A team of ex-Googlers is positioning itself as a competitor to Midjourney with a new text-to-image system.
Ideogram AI is doing what Google isn't: turning the search giant's high-quality generative AI research into a product. Ideogram AI has raised $16.5 million in seed funding, including from a16z and Indexventures.
Ideogram's team includes alumni of Google Brain, UC Berkeley, Carnegie Mellon University, and the University of Toronto. They have worked on projects such as Google's image AI Imagen and Imagen Video, as well as many other AI technologies.
Ideogram v0.1 enters beta phase
With "Ideogram v0.1", Ideogram AI now presents the first beta version of a text-to-image software that runs directly in the browser, in contrast to Midjourney, which uses the chat software Discord as an interface.

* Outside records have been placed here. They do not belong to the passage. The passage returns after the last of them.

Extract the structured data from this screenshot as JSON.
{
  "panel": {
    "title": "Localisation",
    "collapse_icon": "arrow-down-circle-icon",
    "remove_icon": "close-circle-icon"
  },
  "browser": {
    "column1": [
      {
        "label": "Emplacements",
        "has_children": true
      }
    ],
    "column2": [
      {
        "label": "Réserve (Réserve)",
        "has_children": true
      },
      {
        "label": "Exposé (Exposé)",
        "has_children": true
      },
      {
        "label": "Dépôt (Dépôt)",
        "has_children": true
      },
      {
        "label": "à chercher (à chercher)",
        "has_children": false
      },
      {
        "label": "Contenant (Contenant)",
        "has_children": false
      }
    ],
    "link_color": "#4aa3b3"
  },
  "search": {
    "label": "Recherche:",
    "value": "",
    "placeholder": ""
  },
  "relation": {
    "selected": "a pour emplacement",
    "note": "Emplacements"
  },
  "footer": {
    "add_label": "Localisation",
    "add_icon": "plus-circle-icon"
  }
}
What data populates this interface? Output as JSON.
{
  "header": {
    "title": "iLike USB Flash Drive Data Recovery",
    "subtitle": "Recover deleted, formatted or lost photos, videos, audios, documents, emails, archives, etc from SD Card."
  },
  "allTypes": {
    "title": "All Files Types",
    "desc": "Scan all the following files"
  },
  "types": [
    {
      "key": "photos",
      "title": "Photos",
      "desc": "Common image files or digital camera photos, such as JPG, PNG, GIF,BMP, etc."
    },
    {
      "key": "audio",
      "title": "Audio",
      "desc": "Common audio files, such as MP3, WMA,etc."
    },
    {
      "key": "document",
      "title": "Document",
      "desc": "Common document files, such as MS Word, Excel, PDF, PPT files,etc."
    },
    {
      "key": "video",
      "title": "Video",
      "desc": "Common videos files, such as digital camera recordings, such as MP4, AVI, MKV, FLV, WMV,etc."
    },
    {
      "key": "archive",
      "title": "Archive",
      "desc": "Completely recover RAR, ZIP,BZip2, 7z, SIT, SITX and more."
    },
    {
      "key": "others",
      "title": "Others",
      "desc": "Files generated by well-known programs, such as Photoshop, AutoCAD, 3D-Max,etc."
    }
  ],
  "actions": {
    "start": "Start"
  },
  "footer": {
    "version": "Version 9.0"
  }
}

The Ideogram community has already generated plenty of images that can be viewed on the platform, including prompts. Like Midjourney, IdeogramAI supports many styles, from photorealistic to fantastically abstract.
At first glance, the platform seems to be at least on par with Midjourney in terms of variety, accuracy, and level of detail. Its strength also lies in font generation, a capability that Google has demonstrated in its text-to-image prototypes and that existing text-to-image systems largely lack.
It's also interesting that Ideogram AI treats the web platform directly as a social network with profiles and handles. So it's possible to take another person's generation, image and prompt, and create a new image from it. This could further simplify image creation.
Details on the technology used and the pricing model are not yet known. Interested users can sign up for a waiting list, but will need a Google login. You can also find more images on Twitter by searching for the hashtag #ideogram.
Google and commercial generative AI systems - it's complicated
In May 2022, Google presented Imagen, a capable text-to-image system that significantly outperformed OpenAI's DALL-E 2. It was followed by Parti, Re-Imagen, and Muse, which could generate even more detailed, better, and faster images that very closely matched prompts.
One special characteristic: the ability to accurately render text, where all existing text-to-image AI systems fail. Google's systems can accurately take text from prompts and place it as a font in the image. The Ideogram model also shows this capability.
However, Google has not yet succeeded in turning one of its text-to-X research projects into a commercial product comparable to Midjourney or DALL-E. There is a tentative beta test with Imagen in the US, but that's it so far.
Presumably, the business is too small for the search giant and the technology is more likely to be integrated into existing software such as Android image processing. Like Midjourney, Ideogram could successfully position itself in the niche of image creation.